My father pushed himself up from the recliner with both hands on the armrests. The leather groaned under him. “What is this supposed to prove?”

I looked at him. “That none of this slipped through.”

No one answered.

Marcus took another step toward me, shoulders square, phone still in his fist like he needed something to swing. “You canceled everything because of one joke.”

I reached into my pocket, unlocked my screen, and turned it toward him. The screenshot lit his face pale.

He’d ruin the vibe anyway.

The message sat there in black text inside a gray bubble. Time stamp: 6:18 p.m.

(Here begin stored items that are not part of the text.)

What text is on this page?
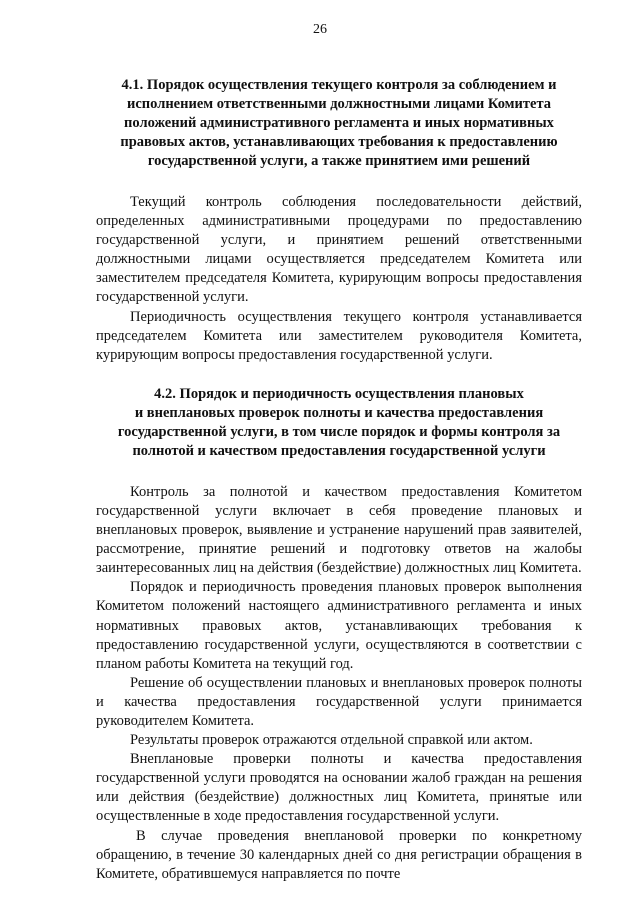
26
4.1. Порядок осуществления текущего контроля за соблюдением и
исполнением ответственными должностными лицами Комитета
положений административного регламента и иных нормативных
правовых актов, устанавливающих требования к предоставлению
государственной услуги, а также принятием ими решений

Текущий контроль соблюдения последовательности действий, определенных административными процедурами по предоставлению государственной услуги, и принятием решений ответственными должностными лицами осуществляется председателем Комитета или заместителем председателя Комитета, курирующим вопросы предоставления государственной услуги.

Периодичность осуществления текущего контроля устанавливается председателем Комитета или заместителем руководителя Комитета, курирующим вопросы предоставления государственной услуги.

4.2. Порядок и периодичность осуществления плановых
и внеплановых проверок полноты и качества предоставления
государственной услуги, в том числе порядок и формы контроля за
полнотой и качеством предоставления государственной услуги

Контроль за полнотой и качеством предоставления Комитетом государственной услуги включает в себя проведение плановых и внеплановых проверок, выявление и устранение нарушений прав заявителей, рассмотрение, принятие решений и подготовку ответов на жалобы заинтересованных лиц на действия (бездействие) должностных лиц Комитета.

Порядок и периодичность проведения плановых проверок выполнения Комитетом положений настоящего административного регламента и иных нормативных правовых актов, устанавливающих требования к предоставлению государственной услуги, осуществляются в соответствии с планом работы Комитета на текущий год.

Решение об осуществлении плановых и внеплановых проверок полноты и качества предоставления государственной услуги принимается руководителем Комитета.

Результаты проверок отражаются отдельной справкой или актом.

Внеплановые проверки полноты и качества предоставления государственной услуги проводятся на основании жалоб граждан на решения или действия (бездействие) должностных лиц Комитета, принятые или осуществленные в ходе предоставления государственной услуги.

В случае проведения внеплановой проверки по конкретному обращению, в течение 30 календарных дней со дня регистрации обращения в Комитете, обратившемуся направляется по почте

“That wasn’t a joke,” I said.

His jaw flexed.

My mother’s eyes flicked from my phone to Marcus, then back to me. She tucked a piece of hair behind one ear, missed, and had to do it again. “You know how he is. He says stupid things. It doesn’t mean—”

“It means exactly what it says.”

The room went still again.

A car passed outside. Tires hissed over the street. Somewhere in the kitchen, the refrigerator motor kicked on with a low hum.

My father straightened. “You embarrassed all of us.”

That one almost made me laugh.

Instead, I slid the summary sheet out of the folder and held it up between two fingers. At the bottom, in bold, was the number I had added three times to make sure I wasn’t seeing it wrong.

$26,400.

“This,” I said, “is what I spent being useful to you.”

My mother pressed both hands together under her chin. Her wedding set flashed. “Family helps family.”

“Family invites family.”

She flinched like I had slapped her.

Marcus made a small sharp sound through his nose. “So what now? You want a medal?”

“No.” I set the summary sheet back down. “I want out.”

My father pointed at the pages. “You can’t throw money around for years and then act like a victim.”